Love can have a powerful affect on people. It can change us from being vile and vicious. It can change us from being villains to being the good guys we really all want to be.

And that's a hard thing for us to remember. That people that are villains to us can slowly become friends. It's often easier for us to focus on just caring for the people that we care and love for already. After all, aren't they the ones who deserve our affection?

In the Gospel today, Jesus notes how much easier it is to love those who know and care for us. How much easier it is to love our neighbor. But as we saw last week, Jesus calls to a higher standard in His Sermon on the Mount in Matthew. He calls us not to just follow the letter of the law, but to go deeper. To look at what our motivations are. To go for the further, often harder step and let the law penetrate to our hearts. To our very being.

And this week, Jesus gives us one of the most difficult tasks of all. The task of loving not just our loved ones but our enemies as well. The ones who hate us. The ones who work against us.

And there are two main reasons for us to follow Jesus' call to us. Jesus says "pray for those who persecute you, so that you may be children of your Father in heaven." We are children in this sense because we are following the example of Jesus.

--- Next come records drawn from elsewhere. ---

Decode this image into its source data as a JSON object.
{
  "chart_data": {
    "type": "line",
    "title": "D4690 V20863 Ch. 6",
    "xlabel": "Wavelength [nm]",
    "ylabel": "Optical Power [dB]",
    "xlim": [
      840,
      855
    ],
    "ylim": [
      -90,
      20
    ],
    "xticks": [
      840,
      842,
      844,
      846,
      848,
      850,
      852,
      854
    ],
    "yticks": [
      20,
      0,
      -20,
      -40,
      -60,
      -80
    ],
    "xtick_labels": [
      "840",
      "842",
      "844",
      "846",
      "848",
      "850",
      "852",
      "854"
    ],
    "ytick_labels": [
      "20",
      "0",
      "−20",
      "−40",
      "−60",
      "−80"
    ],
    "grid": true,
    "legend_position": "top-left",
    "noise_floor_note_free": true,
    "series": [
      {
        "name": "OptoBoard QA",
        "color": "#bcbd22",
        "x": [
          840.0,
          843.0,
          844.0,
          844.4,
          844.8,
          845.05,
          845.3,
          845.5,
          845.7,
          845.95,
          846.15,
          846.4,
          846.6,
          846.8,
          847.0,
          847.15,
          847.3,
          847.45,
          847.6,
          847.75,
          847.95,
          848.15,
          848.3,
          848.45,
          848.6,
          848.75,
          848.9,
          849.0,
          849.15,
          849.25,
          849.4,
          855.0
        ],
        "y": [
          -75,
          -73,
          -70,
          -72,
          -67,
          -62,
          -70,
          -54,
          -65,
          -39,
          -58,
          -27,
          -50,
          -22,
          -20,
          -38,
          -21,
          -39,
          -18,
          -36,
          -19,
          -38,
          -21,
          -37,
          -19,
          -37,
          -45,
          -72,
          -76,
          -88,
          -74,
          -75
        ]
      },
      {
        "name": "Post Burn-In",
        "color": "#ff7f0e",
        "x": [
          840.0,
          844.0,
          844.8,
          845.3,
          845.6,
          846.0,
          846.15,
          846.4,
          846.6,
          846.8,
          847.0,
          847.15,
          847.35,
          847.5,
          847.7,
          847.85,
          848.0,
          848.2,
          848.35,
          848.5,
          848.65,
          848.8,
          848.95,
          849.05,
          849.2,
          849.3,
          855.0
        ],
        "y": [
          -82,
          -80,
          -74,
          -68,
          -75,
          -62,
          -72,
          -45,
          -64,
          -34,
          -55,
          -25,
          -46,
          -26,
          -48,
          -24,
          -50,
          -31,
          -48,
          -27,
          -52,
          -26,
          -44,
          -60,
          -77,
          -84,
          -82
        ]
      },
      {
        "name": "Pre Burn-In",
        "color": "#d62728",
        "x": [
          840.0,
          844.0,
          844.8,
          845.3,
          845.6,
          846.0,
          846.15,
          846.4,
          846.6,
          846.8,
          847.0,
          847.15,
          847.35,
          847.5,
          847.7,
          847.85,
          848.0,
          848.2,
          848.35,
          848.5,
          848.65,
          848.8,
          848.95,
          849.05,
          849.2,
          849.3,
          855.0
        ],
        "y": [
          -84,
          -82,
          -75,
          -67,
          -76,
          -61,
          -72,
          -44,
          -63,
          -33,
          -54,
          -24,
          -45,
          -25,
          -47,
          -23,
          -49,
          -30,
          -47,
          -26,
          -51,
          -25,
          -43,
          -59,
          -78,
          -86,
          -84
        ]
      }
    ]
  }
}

Because Jesus was persecuted. He came down to try to show us the way. He came down to try to help reconcile us to God. And as we see repeatedly in Scripture, the very people who should be on Jesus' side are against Him. The very people who should've been glad to see Him are the ones who orchestrated His death. 

And yet even in the midst of persecution and torture, even from the depths of despair and the cross, Jesus says "Father, forgive them, for they know not what they do."

Jesus calls us to a difficult task. But it isn't one that He Himself shies away from. It is one that He Himself gives us the example of how we are to live out this task. Jesus is, in essence, calling us to be Christ-like.

And in the call to be Christ-like, we see the second reason to follow Jesus' example to love all, even our enemies. And it is in the very reason we are here today.

Because you are all here, presumably, because your lives have been transformed by Christ Jesus coming into your hearts, or at the very least you are seeking that kind of transformation in your lives. Because when we experience love from someone, especially from someone we have reviled or hated, it causes us to pause. And wonder. And question our ways.

And that is what Jesus does with us. We have gone against God, in one way or another in our lives, and followed our own ways. And still, He has loved us. He has loved us to the point that He was willing to come down as Jesus and die on the cross to reconcile us to Him.

We can't but look at that kind of love with anything but amazement. Amazement that for all our flaws, Jesus would still love us enough to die for us. And when we do pause to wonder at that love, we find that it seeps into our very being. And it causes us to want to share that love and that message. And so Jesus' love is able to bring us back to love God with all our heart and all our soul and all our mind. And as a result, that love also transforms us to more fully love our neighbor, and even our enemy, as ourself.


Loving our enemies is hard. It is not an easy thing for any of us to do. It is often not something that we want to do.

But that is what we see Jesus do. We see Him love and care for us, even though we revile Him and put Him on the cross. Even in the midst of all that we do, we see Jesus still loving us and willing to die for us.

That kind of love is infectious. It causes us to pause and turn back around to follow the One who would give us such love, even when we don't deserve it. And it is a call to us to turn around, and in turn infect others, even though they may hate us, with the same love that Jesus shows us.